Swaps on Irish bonds were little changed at 598, after climbing 20 basis points earlier today to a record 617, CMA prices show. Contracts on Portugal and Spain both jumped to all- time highs, before pulling back.
“Sovereign spreads have continued to move a lot wider and that’s been pressuring credit markets,” said Andrew Sheets, head of European credit strategy in London at Morgan Stanley.

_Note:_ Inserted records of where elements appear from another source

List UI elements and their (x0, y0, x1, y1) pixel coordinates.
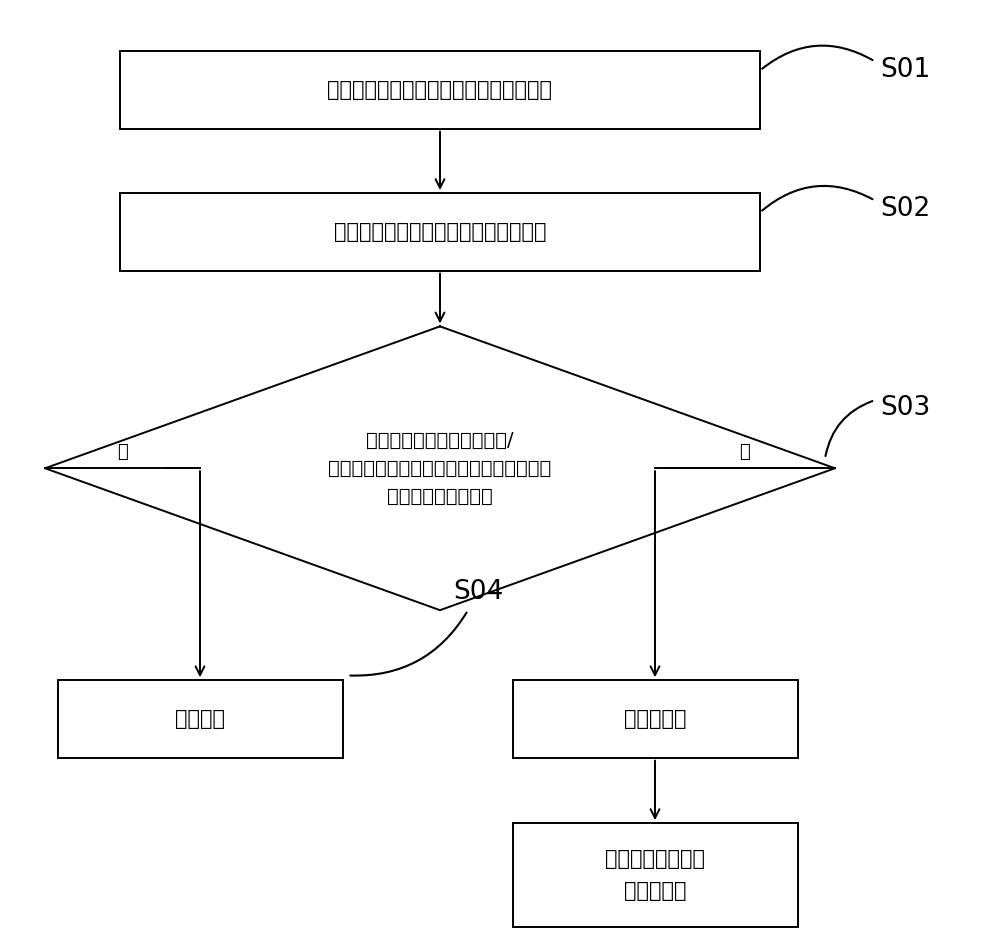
Text: 获取成像设备根据序列号和/
或校验值返回的验证结果，并判断验证结果
是否为合法验证结果: 获取成像设备根据序列号和/ 或校验值返回的验证结果，并判断验证结果 是否为合法验… (328, 430, 552, 506)
Text: 是: 是 (117, 443, 128, 461)
FancyBboxPatch shape (120, 51, 760, 129)
Text: S04: S04 (453, 580, 503, 605)
Text: 更换序列号或者更
换耗材芯片: 更换序列号或者更 换耗材芯片 (605, 849, 705, 902)
Text: S02: S02 (880, 196, 930, 221)
Text: S03: S03 (880, 395, 930, 421)
Text: 耗材芯片根据其自身的序列号生成校验值: 耗材芯片根据其自身的序列号生成校验值 (328, 79, 552, 100)
Text: 验证不通过: 验证不通过 (624, 709, 686, 729)
Text: 否: 否 (740, 443, 750, 461)
FancyBboxPatch shape (120, 193, 760, 271)
Polygon shape (45, 326, 835, 610)
FancyBboxPatch shape (513, 823, 798, 927)
Text: 验证通过: 验证通过 (175, 709, 225, 729)
FancyBboxPatch shape (513, 680, 798, 758)
FancyBboxPatch shape (58, 680, 342, 758)
Text: 将所述序列号及校验值发送至成像设备: 将所述序列号及校验值发送至成像设备 (334, 221, 546, 242)
Text: S01: S01 (880, 57, 930, 82)
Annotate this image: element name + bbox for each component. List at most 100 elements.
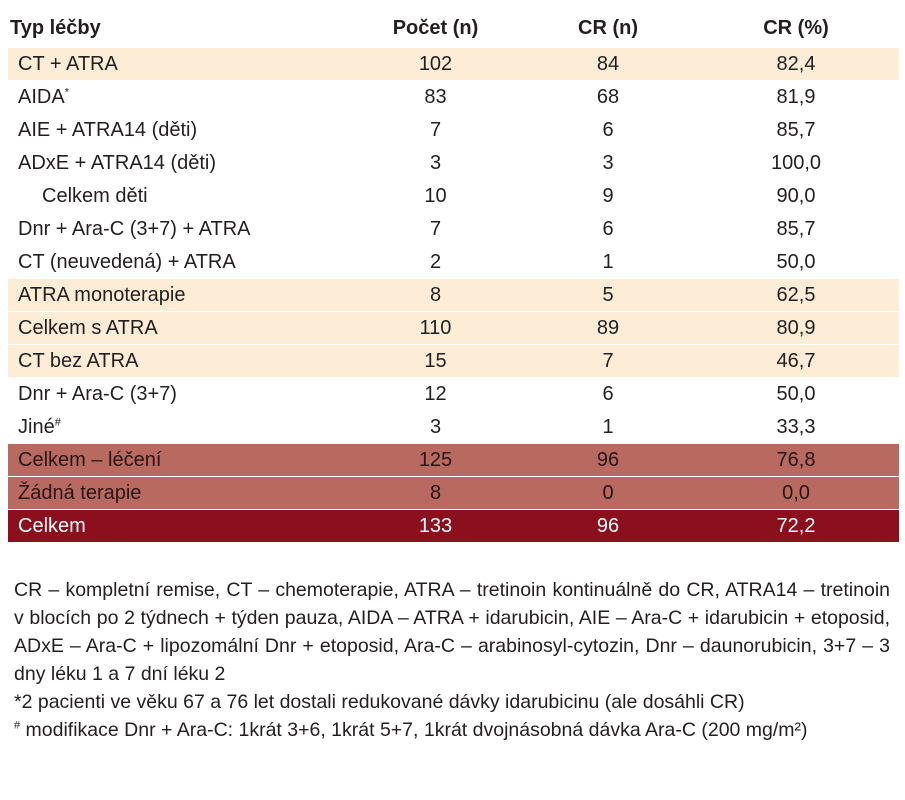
cell-count: 125 — [348, 444, 523, 477]
cell-count: 7 — [348, 114, 523, 147]
cell-count: 110 — [348, 312, 523, 345]
row-label-footnote-mark: # — [54, 415, 61, 428]
cell-cr-n: 96 — [523, 444, 693, 477]
row-label-text: CT bez ATRA — [18, 349, 139, 372]
cell-count: 83 — [348, 81, 523, 114]
cell-cr-n: 7 — [523, 345, 693, 378]
row-label: ADxE + ATRA14 (děti) — [8, 147, 348, 180]
row-label-text: Celkem s ATRA — [18, 316, 158, 339]
table-row: Celkem 133 96 72,2 — [8, 510, 899, 543]
table-header-row: Typ léčby Počet (n) CR (n) CR (%) — [8, 10, 899, 48]
cell-cr-percent: 81,9 — [693, 81, 899, 114]
cell-count: 3 — [348, 411, 523, 444]
row-label: CT + ATRA — [8, 48, 348, 81]
cell-count: 8 — [348, 279, 523, 312]
results-table: Typ léčby Počet (n) CR (n) CR (%) CT + A… — [8, 10, 899, 543]
cell-cr-n: 9 — [523, 180, 693, 213]
cell-cr-n: 89 — [523, 312, 693, 345]
table-row: AIE + ATRA14 (děti) 7 6 85,7 — [8, 114, 899, 147]
hash-footnote-text: modifikace Dnr + Ara-C: 1krát 3+6, 1krát… — [20, 719, 808, 741]
cell-cr-n: 3 — [523, 147, 693, 180]
row-label-text: Celkem děti — [42, 184, 148, 207]
row-label: Dnr + Ara-C (3+7) — [8, 378, 348, 411]
header-cr-n: CR (n) — [523, 10, 693, 48]
table-row: Dnr + Ara-C (3+7) 12 6 50,0 — [8, 378, 899, 411]
row-label-text: ADxE + ATRA14 (děti) — [18, 151, 217, 174]
cell-cr-n: 1 — [523, 411, 693, 444]
row-label-footnote-mark: * — [64, 85, 69, 98]
cell-count: 7 — [348, 213, 523, 246]
abbreviations-note: CR – kompletní remise, CT – chemoterapie… — [14, 579, 890, 685]
row-label: CT (neuvedená) + ATRA — [8, 246, 348, 279]
row-label: Žádná terapie — [8, 477, 348, 510]
row-label: AIDA* — [8, 81, 348, 114]
cell-count: 2 — [348, 246, 523, 279]
table-row: Žádná terapie 8 0 0,0 — [8, 477, 899, 510]
row-label: Celkem děti — [8, 180, 348, 213]
header-cr-percent: CR (%) — [693, 10, 899, 48]
row-label-text: CT + ATRA — [18, 52, 118, 75]
header-count: Počet (n) — [348, 10, 523, 48]
table-notes: CR – kompletní remise, CT – chemoterapie… — [14, 576, 890, 744]
cell-count: 133 — [348, 510, 523, 543]
cell-cr-n: 6 — [523, 378, 693, 411]
cell-cr-n: 68 — [523, 81, 693, 114]
cell-cr-n: 6 — [523, 213, 693, 246]
row-label: CT bez ATRA — [8, 345, 348, 378]
table-row: ATRA monoterapie 8 5 62,5 — [8, 279, 899, 312]
row-label-text: Dnr + Ara-C (3+7) — [18, 382, 177, 405]
table-row: Celkem s ATRA 110 89 80,9 — [8, 312, 899, 345]
cell-cr-percent: 33,3 — [693, 411, 899, 444]
row-label-text: CT (neuvedená) + ATRA — [18, 250, 236, 273]
table-row: Celkem děti 10 9 90,0 — [8, 180, 899, 213]
cell-cr-n: 1 — [523, 246, 693, 279]
cell-cr-percent: 100,0 — [693, 147, 899, 180]
cell-cr-n: 6 — [523, 114, 693, 147]
cell-count: 102 — [348, 48, 523, 81]
table-row: ADxE + ATRA14 (děti) 3 3 100,0 — [8, 147, 899, 180]
cell-cr-percent: 76,8 — [693, 444, 899, 477]
row-label: AIE + ATRA14 (děti) — [8, 114, 348, 147]
hash-footnote: # modifikace Dnr + Ara-C: 1krát 3+6, 1kr… — [14, 716, 890, 744]
table-row: Jiné# 3 1 33,3 — [8, 411, 899, 444]
table-row: CT (neuvedená) + ATRA 2 1 50,0 — [8, 246, 899, 279]
cell-count: 12 — [348, 378, 523, 411]
row-label-text: AIE + ATRA14 (děti) — [18, 118, 198, 141]
header-treatment-type: Typ léčby — [8, 10, 348, 48]
row-label: ATRA monoterapie — [8, 279, 348, 312]
row-label-text: ATRA monoterapie — [18, 283, 186, 306]
cell-cr-percent: 90,0 — [693, 180, 899, 213]
cell-count: 8 — [348, 477, 523, 510]
row-label: Celkem s ATRA — [8, 312, 348, 345]
cell-count: 10 — [348, 180, 523, 213]
row-label-text: Celkem — [18, 514, 86, 537]
row-label-text: Celkem – léčení — [18, 448, 162, 471]
cell-cr-percent: 50,0 — [693, 378, 899, 411]
cell-cr-percent: 0,0 — [693, 477, 899, 510]
cell-cr-percent: 85,7 — [693, 114, 899, 147]
star-footnote: *2 pacienti ve věku 67 a 76 let dostali … — [14, 691, 745, 713]
table-row: CT bez ATRA 15 7 46,7 — [8, 345, 899, 378]
cell-cr-percent: 82,4 — [693, 48, 899, 81]
table-row: Dnr + Ara-C (3+7) + ATRA 7 6 85,7 — [8, 213, 899, 246]
cell-cr-n: 5 — [523, 279, 693, 312]
row-label-text: Dnr + Ara-C (3+7) + ATRA — [18, 217, 251, 240]
cell-cr-n: 96 — [523, 510, 693, 543]
row-label: Celkem – léčení — [8, 444, 348, 477]
cell-cr-percent: 85,7 — [693, 213, 899, 246]
row-label-text: Žádná terapie — [18, 481, 142, 504]
row-label: Dnr + Ara-C (3+7) + ATRA — [8, 213, 348, 246]
cell-cr-percent: 72,2 — [693, 510, 899, 543]
table-row: Celkem – léčení 125 96 76,8 — [8, 444, 899, 477]
cell-cr-percent: 62,5 — [693, 279, 899, 312]
row-label-text: Jiné — [18, 415, 55, 438]
cell-cr-percent: 46,7 — [693, 345, 899, 378]
cell-count: 3 — [348, 147, 523, 180]
row-label: Jiné# — [8, 411, 348, 444]
table-row: CT + ATRA 102 84 82,4 — [8, 48, 899, 81]
row-label-text: AIDA — [18, 85, 65, 108]
cell-count: 15 — [348, 345, 523, 378]
cell-cr-n: 0 — [523, 477, 693, 510]
cell-cr-n: 84 — [523, 48, 693, 81]
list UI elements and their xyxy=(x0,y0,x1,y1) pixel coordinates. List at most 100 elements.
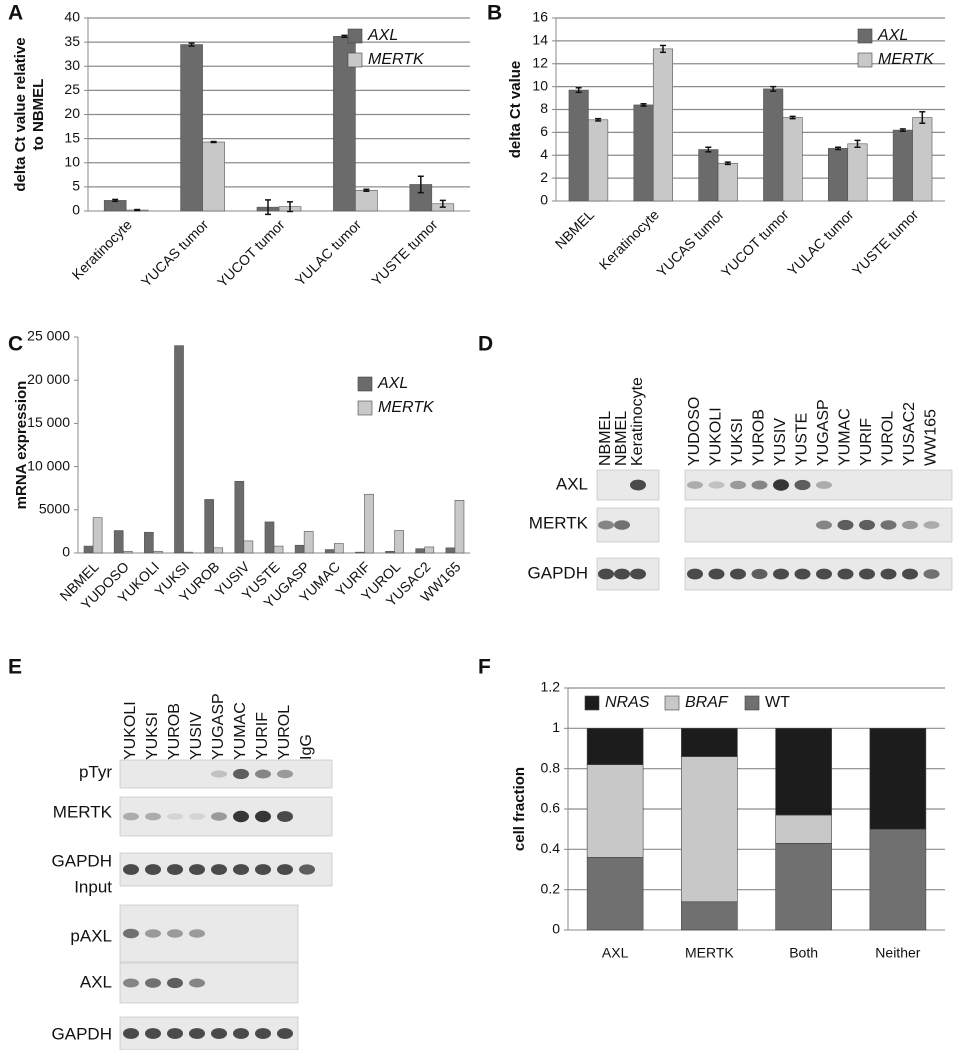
bar xyxy=(243,540,254,554)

The focus has shifted “back toward sovereigns,” he said.
Corporate Spreads
The extra yield investors demand to hold company bonds in euros instead of benchmark government securities rose 10 basis points this month to 169, the highest in five weeks, according to Bank of America Merrill Lynch’s EMU Corporate index. Spreads in the U.S. tightened 2 basis points in the same period to 175.
Companies and banks in the U.S. are benefiting from a flood of cash after the Fed on Nov. 2 said it would pump more money into the economy by boosting bond purchases while keeping its key interest rate at close to zero, encouraging investors to snap up riskier assets to boost yields.
That’s also helping the neediest borrowers refinance debt. The European Central Bank signaled this month they will withdraw extraordinary stimulus measures.
Investor concern may next center on Italy, according to Bill Blain, a strategist at Matrix Corporate Capital LLP in London. “In Europe it’s the same old stuff” this week, he wrote in a research report dated Nov. 10. “Peripherals are wider and more pain.”